Some such, I hope, include the URLs for some wondrous blogs with which I have lost touch because I never got beyond bookmarking them on machines to which I no longer have access.

This pointless aside is occasioned by re-reading the ending of W. G. Sebald's The Rings of Saturn, with its incredible set piece on sericulture and Sir Thomas Browne's Musæum Clausum, which taken together are enough to make me want to find out how much of his history of silk production in central Europe is totally made up, like Thomas Pynchon's Kirghiz Light.

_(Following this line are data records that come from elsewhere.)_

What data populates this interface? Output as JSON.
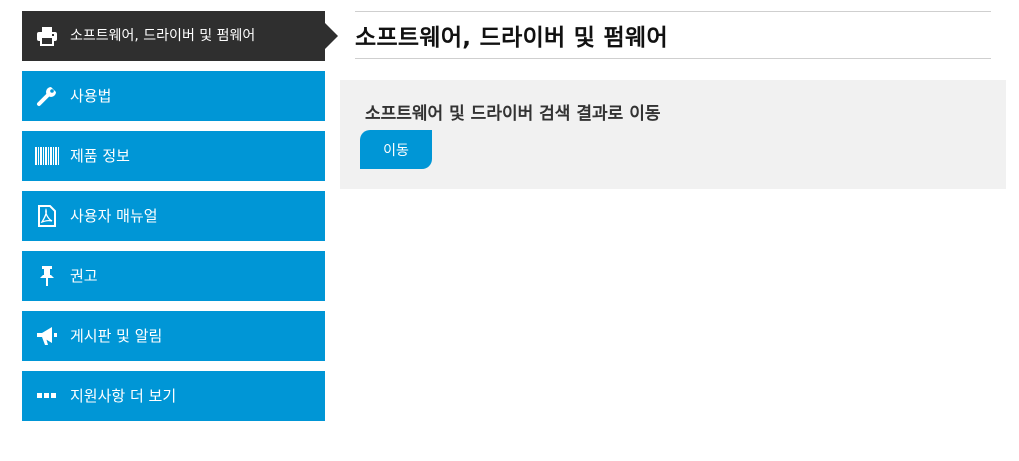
{
  "sidebar": {
    "items": [
      {
        "label": "소프트웨어, 드라이버 및 펌웨어",
        "icon": "printer-icon",
        "active": true
      },
      {
        "label": "사용법",
        "icon": "wrench-icon"
      },
      {
        "label": "제품 정보",
        "icon": "barcode-icon"
      },
      {
        "label": "사용자 매뉴얼",
        "icon": "pdf-icon"
      },
      {
        "label": "권고",
        "icon": "pushpin-icon"
      },
      {
        "label": "게시판 및 알림",
        "icon": "megaphone-icon"
      },
      {
        "label": "지원사항 더 보기",
        "icon": "more-icon"
      }
    ]
  },
  "main": {
    "title": "소프트웨어, 드라이버 및 펌웨어",
    "panel": {
      "text": "소프트웨어 및 드라이버 검색 결과로 이동",
      "button_label": "이동"
    }
  },
  "colors": {
    "accent": "#0096d6",
    "active": "#2f2f2f",
    "panel_bg": "#f1f1f1"
  }
}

So often the most ludicrous-sounding histories are totally factual, and need only to be arranged in the proper order to bring their intrinsic absurdity to the fore. (At this, Sebald was a master.)

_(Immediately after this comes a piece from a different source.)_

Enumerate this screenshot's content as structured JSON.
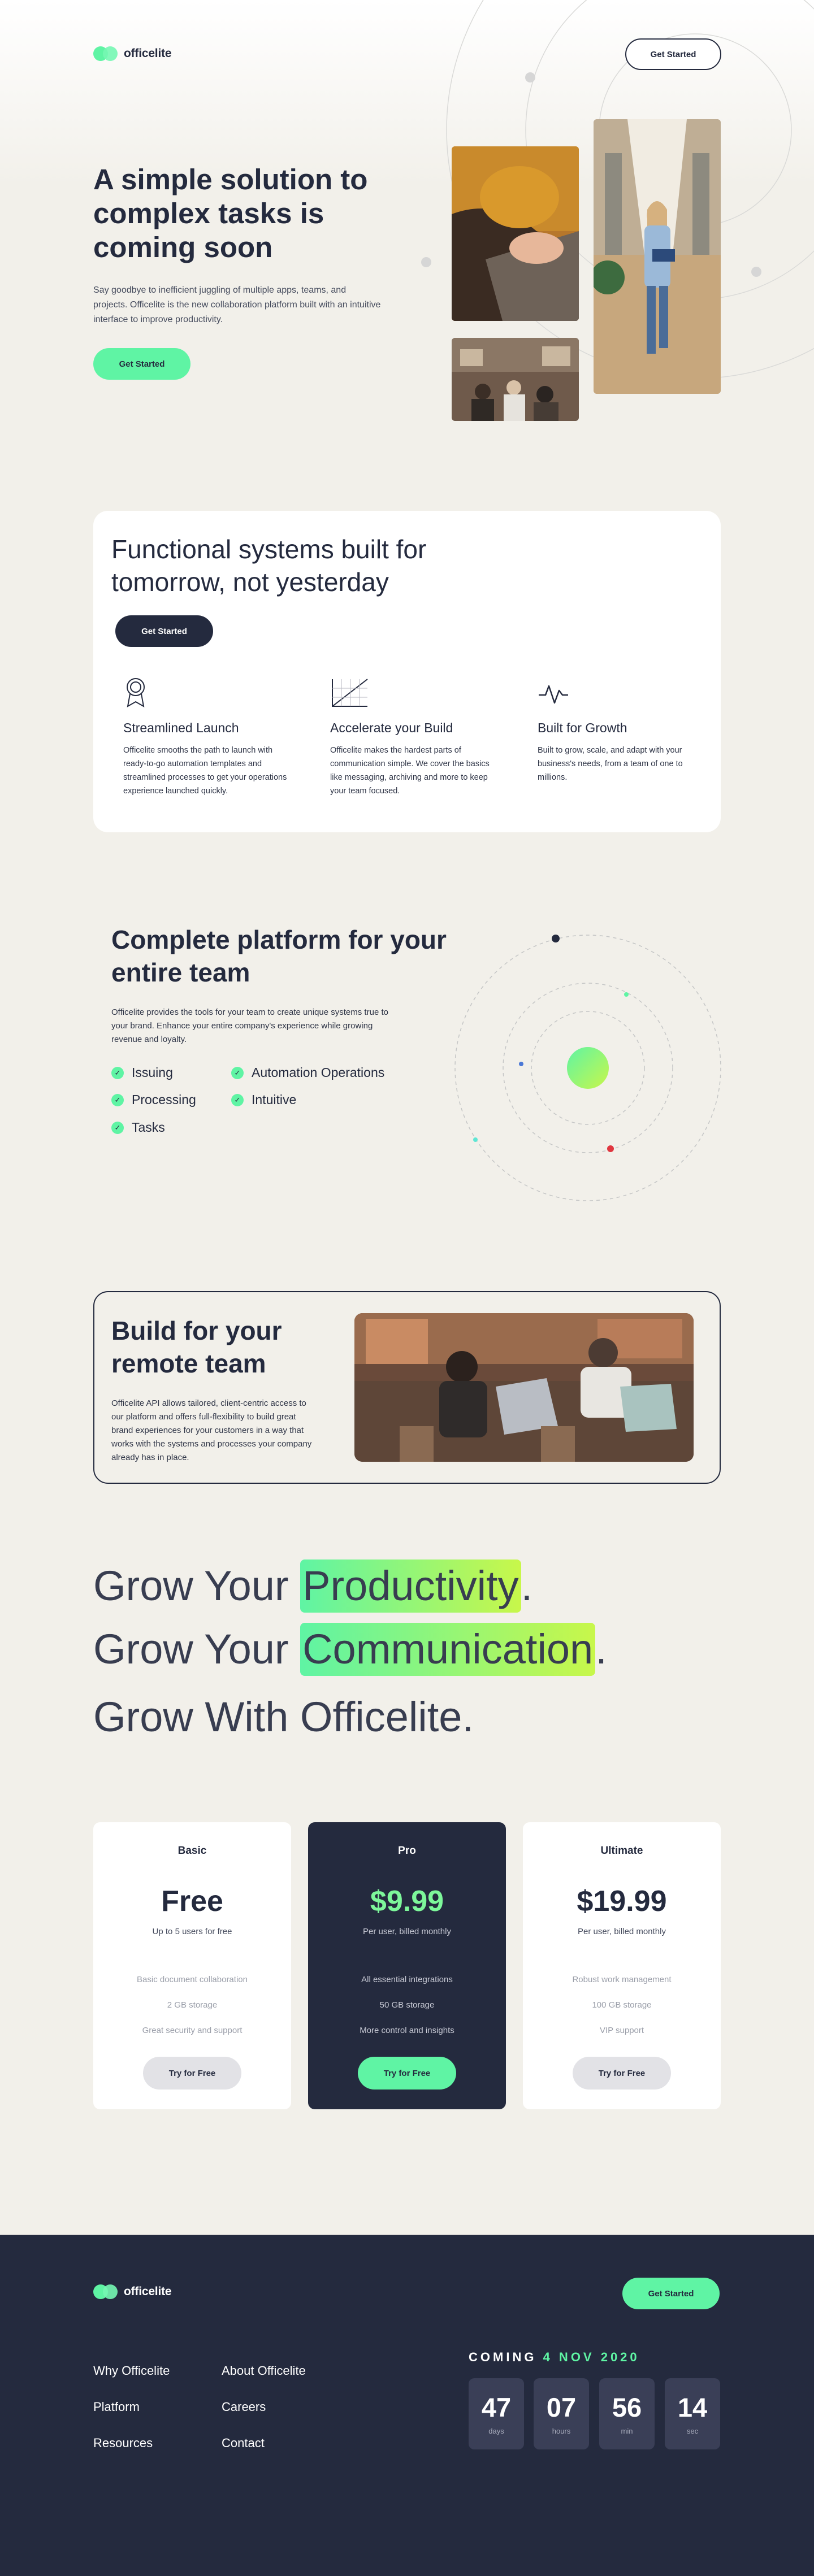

Another master of creating fictions based on totally authentic pairings and repairings is about to have an exhibition in Atlanta at {Poem 88}:

EK Huckaby: The Ocean Casts the Greatest Shadow
December 15, 2012 to February 2, 2013
opening reception: Saturday, January 5, 2013 at 7pm
http://www.poem88.net/exhibitions_future.html

EK Huckaby brings his inimitable paintings and assemblages back to {Poem88} for his second solo exhibition. Working from found images from out-of-print tomes of Near Eastern travel, the behavior of honey-bees, and 19th century inventions, Huckaby gives a glimpse into the mysteries and travails of early modernity. In his carefully translucent images, Huckaby congeals extinct animals, light bulbs, and fruit markets, alike, in his home-made concoctions of Old World glazes. Huckaby, whose career enters its third decade, persists in exploring the possibilities of painting to evoke hidden worlds and poetic interpretation.